Food and Beverage

Good power quality is essential to maintain uptime and sanitation in the food and beverage industry. Continuous processes in particular are susceptible to disruption by power events. Monitor your power today to protect your process.

Refrigeration

Refrigeration is a major energy consumer. Bakeries, restaurants, butchers, supermarkets, and processed food factories all require large refrigerators. The operation and maintenance of refrigeration is a large portion of these facilities' operating cost.

Refrigeration is most commonly powered by induction motors. Inductive loads have a low power factor that utilities penalize through surcharges. Most refrigeration is operated by traditional thermostats and across-the-line starters. The starting surge can cause a sag with effects elsewhere, such as lights dimming and relays opening. Newer refrigeration may use a variable frequency drive. Nonlinear loads like variable frequency drives produce harmonics that may interfere with other equipment and overheat motors and transformers. Harmonics also contribute to low power factor with the aforementioned penalties. Other food and beverage equipment, such as extruders and ovens, are particularly susceptible to disruption by power quality events. Disruption of continuous processes is costly through additional labor, overtime, and product loss. Power quality monitoring is an essential first step to eliminating these issues.

Denison's engineered gateways may be installed to monitor the whole plant's power quality and the power quality of individual lines. Denison's software application can support an unlimited number of these gateways, providing a cost-effective pay as your facility grows. Monitoring is particularly important to disentangle power quality issues caused by refrigeration and other equipment from those that originate outside of the facility.

Correcting any power quality issues will increase the lifetime of motor drives and reduce utility bills through improved efficiency. Even a modest improvement in refrigeration energy efficiency can lead to large cost savings in utility bills. Power factor surcharges will be eliminated. Any impact of refrigeration's dirty power demands on other processes will be minimized. Denison's continuous monitoring tracks real-time energy use and power factor enabling easy troubleshooting of the mechanical side of refrigeration. Most mechanical problems will affect the load profile. Denison's software can be configured to detect short cycling, long cycling, and unexpected current or power factor. Catching refrigeration problems early reduces the maintenance burden. Problems can be repaired during scheduled downtime without product loss.

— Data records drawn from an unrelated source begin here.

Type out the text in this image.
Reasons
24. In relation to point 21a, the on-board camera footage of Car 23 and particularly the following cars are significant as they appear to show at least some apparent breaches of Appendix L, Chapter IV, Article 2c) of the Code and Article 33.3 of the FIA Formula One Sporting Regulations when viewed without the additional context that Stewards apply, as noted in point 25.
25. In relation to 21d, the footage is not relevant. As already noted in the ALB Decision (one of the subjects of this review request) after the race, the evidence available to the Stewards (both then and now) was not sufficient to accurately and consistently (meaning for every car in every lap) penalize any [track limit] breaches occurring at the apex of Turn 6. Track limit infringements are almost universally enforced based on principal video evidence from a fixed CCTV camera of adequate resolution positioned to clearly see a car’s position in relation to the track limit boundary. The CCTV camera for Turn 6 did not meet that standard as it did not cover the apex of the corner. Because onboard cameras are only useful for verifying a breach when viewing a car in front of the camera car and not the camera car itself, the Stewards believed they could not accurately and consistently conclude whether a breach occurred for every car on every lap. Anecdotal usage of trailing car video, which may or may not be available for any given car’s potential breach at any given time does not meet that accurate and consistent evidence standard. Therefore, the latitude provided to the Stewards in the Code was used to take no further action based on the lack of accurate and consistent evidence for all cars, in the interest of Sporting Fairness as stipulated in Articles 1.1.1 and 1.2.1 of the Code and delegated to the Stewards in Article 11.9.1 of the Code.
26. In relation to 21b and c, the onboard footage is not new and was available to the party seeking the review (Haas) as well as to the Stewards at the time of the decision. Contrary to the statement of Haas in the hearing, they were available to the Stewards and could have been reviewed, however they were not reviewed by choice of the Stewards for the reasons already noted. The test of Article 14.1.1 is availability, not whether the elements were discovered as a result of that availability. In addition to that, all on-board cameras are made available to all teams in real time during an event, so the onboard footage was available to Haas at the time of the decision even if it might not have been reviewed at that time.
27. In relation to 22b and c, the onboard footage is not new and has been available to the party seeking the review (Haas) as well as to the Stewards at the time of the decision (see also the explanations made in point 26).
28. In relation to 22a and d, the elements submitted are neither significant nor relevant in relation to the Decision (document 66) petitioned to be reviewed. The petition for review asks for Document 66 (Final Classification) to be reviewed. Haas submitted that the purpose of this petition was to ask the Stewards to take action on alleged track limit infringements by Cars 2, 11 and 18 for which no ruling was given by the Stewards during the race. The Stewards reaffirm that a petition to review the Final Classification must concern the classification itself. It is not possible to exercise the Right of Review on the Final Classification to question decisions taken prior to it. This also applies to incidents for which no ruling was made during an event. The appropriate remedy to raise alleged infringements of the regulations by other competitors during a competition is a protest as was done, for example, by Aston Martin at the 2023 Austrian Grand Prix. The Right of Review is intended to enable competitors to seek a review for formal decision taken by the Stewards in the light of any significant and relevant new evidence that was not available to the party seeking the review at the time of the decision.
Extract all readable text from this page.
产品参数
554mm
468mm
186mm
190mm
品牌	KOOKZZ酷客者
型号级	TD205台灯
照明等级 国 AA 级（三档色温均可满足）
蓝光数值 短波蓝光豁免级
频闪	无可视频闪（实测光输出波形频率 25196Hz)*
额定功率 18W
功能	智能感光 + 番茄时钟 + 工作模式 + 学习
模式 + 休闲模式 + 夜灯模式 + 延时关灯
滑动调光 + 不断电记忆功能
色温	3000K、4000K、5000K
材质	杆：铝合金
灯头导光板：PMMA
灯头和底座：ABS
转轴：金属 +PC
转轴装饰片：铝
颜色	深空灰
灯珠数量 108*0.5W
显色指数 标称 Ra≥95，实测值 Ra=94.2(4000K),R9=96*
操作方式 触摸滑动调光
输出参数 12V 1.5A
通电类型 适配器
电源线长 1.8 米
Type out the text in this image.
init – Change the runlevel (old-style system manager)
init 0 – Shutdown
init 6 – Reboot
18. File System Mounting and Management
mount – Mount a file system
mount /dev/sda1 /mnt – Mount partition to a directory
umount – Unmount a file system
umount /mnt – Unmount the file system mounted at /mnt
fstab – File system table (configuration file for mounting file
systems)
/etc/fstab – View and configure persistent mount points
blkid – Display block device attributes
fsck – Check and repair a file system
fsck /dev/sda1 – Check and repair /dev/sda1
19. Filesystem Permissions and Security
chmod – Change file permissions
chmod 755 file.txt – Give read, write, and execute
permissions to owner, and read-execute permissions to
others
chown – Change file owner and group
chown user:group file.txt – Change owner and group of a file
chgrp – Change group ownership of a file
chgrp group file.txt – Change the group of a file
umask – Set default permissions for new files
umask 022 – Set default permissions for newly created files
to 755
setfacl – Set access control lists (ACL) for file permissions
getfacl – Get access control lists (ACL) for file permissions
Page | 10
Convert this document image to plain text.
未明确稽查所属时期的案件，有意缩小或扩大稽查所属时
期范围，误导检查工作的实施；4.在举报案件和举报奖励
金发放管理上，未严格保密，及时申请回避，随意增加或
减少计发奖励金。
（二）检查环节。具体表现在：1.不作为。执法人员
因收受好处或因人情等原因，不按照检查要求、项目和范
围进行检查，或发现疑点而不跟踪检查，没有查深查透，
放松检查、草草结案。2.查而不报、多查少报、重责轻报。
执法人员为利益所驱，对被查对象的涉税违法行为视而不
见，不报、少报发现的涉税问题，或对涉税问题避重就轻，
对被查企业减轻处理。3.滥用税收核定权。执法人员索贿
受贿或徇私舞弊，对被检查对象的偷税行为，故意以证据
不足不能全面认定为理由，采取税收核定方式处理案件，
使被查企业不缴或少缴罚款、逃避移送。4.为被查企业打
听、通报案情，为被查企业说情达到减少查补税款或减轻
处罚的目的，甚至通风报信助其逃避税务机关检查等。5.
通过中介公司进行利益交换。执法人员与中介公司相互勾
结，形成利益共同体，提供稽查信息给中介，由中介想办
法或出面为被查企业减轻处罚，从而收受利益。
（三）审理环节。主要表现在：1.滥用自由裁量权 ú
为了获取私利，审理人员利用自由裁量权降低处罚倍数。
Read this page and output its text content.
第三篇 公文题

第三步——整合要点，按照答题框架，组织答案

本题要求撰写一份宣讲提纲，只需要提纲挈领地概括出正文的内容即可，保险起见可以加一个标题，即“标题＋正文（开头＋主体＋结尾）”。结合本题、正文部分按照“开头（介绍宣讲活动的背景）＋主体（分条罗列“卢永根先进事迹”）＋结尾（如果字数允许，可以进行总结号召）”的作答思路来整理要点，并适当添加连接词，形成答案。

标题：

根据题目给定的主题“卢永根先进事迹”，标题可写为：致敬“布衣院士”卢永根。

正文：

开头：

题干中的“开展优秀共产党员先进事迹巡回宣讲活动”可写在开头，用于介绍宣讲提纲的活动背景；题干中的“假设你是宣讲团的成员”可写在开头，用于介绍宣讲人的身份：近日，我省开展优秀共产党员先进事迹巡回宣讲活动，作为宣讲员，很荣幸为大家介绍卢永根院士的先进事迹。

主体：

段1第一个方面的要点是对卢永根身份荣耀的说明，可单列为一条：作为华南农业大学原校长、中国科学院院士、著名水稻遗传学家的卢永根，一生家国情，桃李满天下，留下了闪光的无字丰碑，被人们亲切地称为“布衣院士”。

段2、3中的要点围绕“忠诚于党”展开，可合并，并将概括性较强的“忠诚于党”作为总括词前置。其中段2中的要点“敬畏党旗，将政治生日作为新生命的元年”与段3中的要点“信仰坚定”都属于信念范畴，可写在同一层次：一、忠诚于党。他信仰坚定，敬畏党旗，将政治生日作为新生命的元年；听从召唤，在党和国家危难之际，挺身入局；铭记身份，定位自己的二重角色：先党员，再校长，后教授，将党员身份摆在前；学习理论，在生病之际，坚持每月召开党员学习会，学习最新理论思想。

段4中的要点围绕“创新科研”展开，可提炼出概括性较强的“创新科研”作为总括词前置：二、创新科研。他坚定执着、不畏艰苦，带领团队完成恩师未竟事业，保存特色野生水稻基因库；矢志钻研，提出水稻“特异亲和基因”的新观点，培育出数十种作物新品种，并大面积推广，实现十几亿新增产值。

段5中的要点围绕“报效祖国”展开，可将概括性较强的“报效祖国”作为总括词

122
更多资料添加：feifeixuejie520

Power Quality in the Food and Beverage Industry

In 2017, US food and beverage revenue exceeded $16 Billion USD, with an expected growth rate through 2022 of 12.5 percent. (Source: Statista). Industry experts estimate the Total Downtime Cost (TDC) in the food and beverage industry to be quite high – from $100K USD to $1MM USD per hour.

Food and beverage manufacturers report an average of 20 costly disruptions per year. Industry experts estimate 30-70 percent of these disruptions are caused by poor power quality. Many experts estimate downtime can be reduced by 20 percent when companies focus on improving power quality across their enterprise. (Source: Rockwell Automation). Most companies do not measure and monitor power quality in real time, missing an opportunity to improve operations and profit. Disruptions in food and beverage are often caused by complex problems with long recovery times.

Disruptions cause product scrap and safety hazards. Key processes used in the food and beverage industry such as ovens, dry extrusion, aseptic packaging, boiler controls, refrigeration controls, ammonia compressors, and air compressors all require reliable, consistent, and low-cost energy source. Power quality is important to maintain operational stability and product quality.

Poor power quality experienced in any of these applications can have severe operational and financial impact.

Large bakery facilities are impacted by poor power quality. Voltage sags can have a negative impact on the baking process. If the oven controls or material handling are jeopardized, products can be over or under-cooked, leading to reduced quality, food safety risks, and product loss. A stalled conveyor or overheated oven presents a fire risk. Voltage sags impacting a dough machine might create a 20-minute disruption. A main conveyor system stoppage might take 1-2 hours for auto-restart or 2-4 hours to manually restart. Voltage sags impacting the back end of the same bakery process might cause up to two hours of production loss.

Food extruders (cereal plants, pet food plants, extruded fruit producers, and snack food manufacturers) are impacted greatly by power quality. Extruding disruptions from by voltage sags cause 2-10 hours of downtime, costing an estimated $200K USD to 10MM USD per single occurrence. Improving power quality has a substantial benefit for extruders, particularly when solutions are implemented across the enterprise.

Working together with an ecosystem of Technology Partners, cost-effective, scalable, and easily deployed solutions are rapidly being deployed today.